BEIJING, July 12 China on Friday imposed sanctions against six US military-industrial companies over arms sales to Taiwan, China Central Television reports.
As follows from the statement of the Chinese Foreign Ministry, the text of which is quoted by the TV channel, the United States recently “renewed the sale of arms to the Taiwan region of China,” which seriously violates the “one China” principle and the three joint Sino-American communiqués, is a serious interference in China’s internal affairs and harms damage to China's sovereignty and territorial integrity.
In accordance with Chinese law, «China has decided to take countermeasures against a number of relevant companies and senior management.»
According to the report, the sanctions include Anduril Industries, Maritime Tactical Systems, Pacific Rim Defense, AEVEX Aerospace, LKD Aerospace, Summit Technologies Inc.
In addition, the head and CEO of AeroVironment, Wahid Nawabi, was sanctioned, as well as the same company’s CFO Kevin McDonnell, Anduril Industries CEO Brian Schimpf, Anduril Industries COO Matthew Grimm, and Anduril Industries Senior Vice President of Global Defense Gregory Kausner.

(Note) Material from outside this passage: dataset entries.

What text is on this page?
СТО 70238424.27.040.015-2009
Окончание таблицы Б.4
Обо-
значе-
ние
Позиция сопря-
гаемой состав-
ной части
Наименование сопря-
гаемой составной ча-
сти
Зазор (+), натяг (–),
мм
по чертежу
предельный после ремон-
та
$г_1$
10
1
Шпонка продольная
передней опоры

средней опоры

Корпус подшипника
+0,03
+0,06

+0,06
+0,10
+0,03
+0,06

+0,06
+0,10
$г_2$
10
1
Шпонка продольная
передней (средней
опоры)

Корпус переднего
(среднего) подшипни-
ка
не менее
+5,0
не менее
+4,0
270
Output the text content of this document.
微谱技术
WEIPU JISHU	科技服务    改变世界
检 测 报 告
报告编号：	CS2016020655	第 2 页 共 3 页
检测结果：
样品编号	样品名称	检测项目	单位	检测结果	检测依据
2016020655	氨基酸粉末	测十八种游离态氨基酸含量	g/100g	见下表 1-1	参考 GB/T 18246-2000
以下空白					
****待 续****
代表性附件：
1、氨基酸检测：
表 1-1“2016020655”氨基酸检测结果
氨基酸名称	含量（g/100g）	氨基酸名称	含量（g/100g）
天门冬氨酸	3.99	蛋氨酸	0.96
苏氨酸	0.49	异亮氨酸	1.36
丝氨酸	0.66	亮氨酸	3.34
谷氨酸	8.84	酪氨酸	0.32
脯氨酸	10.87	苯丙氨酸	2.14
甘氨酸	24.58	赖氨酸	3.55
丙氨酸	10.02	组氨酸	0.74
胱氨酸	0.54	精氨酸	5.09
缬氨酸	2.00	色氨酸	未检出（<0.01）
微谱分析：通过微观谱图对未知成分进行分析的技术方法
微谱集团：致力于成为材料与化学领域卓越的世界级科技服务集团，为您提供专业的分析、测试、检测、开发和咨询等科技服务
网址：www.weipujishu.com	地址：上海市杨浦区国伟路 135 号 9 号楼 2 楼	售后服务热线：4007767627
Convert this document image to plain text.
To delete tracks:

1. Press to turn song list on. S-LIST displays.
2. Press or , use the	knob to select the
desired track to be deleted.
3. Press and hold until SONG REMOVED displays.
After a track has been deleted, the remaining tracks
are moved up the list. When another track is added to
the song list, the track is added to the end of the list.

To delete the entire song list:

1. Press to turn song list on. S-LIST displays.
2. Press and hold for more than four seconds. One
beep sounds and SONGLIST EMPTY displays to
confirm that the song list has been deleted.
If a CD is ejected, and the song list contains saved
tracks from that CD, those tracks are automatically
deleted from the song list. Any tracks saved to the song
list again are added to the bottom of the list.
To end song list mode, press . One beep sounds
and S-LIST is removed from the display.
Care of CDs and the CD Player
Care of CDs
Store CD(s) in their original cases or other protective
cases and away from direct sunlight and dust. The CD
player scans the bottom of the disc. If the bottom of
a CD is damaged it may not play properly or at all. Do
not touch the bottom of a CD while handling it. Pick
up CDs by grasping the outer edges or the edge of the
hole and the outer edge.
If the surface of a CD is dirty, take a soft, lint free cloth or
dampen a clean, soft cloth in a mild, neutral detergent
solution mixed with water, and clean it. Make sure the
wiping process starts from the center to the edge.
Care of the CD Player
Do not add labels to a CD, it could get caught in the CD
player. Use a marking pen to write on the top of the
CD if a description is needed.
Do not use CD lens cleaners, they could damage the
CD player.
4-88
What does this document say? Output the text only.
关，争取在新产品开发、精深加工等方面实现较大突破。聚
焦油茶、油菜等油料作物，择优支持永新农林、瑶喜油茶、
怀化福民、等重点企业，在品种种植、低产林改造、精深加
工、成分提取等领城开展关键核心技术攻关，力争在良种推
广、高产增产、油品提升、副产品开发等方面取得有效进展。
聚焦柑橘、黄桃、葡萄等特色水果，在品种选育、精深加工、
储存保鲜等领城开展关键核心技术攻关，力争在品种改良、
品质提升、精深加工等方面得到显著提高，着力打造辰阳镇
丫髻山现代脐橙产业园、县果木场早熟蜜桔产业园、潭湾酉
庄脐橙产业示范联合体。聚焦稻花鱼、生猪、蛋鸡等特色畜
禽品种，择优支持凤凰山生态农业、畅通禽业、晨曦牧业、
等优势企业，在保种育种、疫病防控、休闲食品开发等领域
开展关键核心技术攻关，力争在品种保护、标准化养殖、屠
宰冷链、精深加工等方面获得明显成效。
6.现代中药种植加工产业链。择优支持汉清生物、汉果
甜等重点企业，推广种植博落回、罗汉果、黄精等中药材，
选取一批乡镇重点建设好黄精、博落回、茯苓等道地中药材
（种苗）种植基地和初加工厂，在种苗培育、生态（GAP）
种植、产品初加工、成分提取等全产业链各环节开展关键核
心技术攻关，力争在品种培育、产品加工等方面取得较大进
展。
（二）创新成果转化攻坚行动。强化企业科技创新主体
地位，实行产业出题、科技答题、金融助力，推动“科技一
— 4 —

The property of these companies and employees will be frozen in the territory of the PRC, the relevant persons will be prohibited from entering the territory of the PRC, and they will not be issued entry visas. Organizations and individuals in China will not cooperate or conduct other activities with relevant individuals and companies.
The measures come into force on July 12.
In June, China imposed sanctions against the American arms manufacturer Lockheed Martin and a number of company managers over arms sales to Taiwan.
The situation around Taiwan escalated significantly after Nancy Pelosi, then Speaker of the US House of Representatives, visited the island in early August 2022. China, which considers the island one of its provinces, condemned Pelosi's visit, seeing it as US support for Taiwanese separatism, and held large-scale military exercises.
Formal relations between China's central government and its island province were severed in 1949 after Chiang Kai-shek's Kuomintang forces, defeated in a civil war with the Chinese Communist Party, moved to Taiwan. Business and informal contacts between the island and mainland China resumed in the late 1980s. Since the early 1990s, the two sides have been in contact through non-governmental organizations — the Beijing-based Association for the Development of Relations Across the Taiwan Strait and the Taipei-based Cross-Strait Exchange Foundation.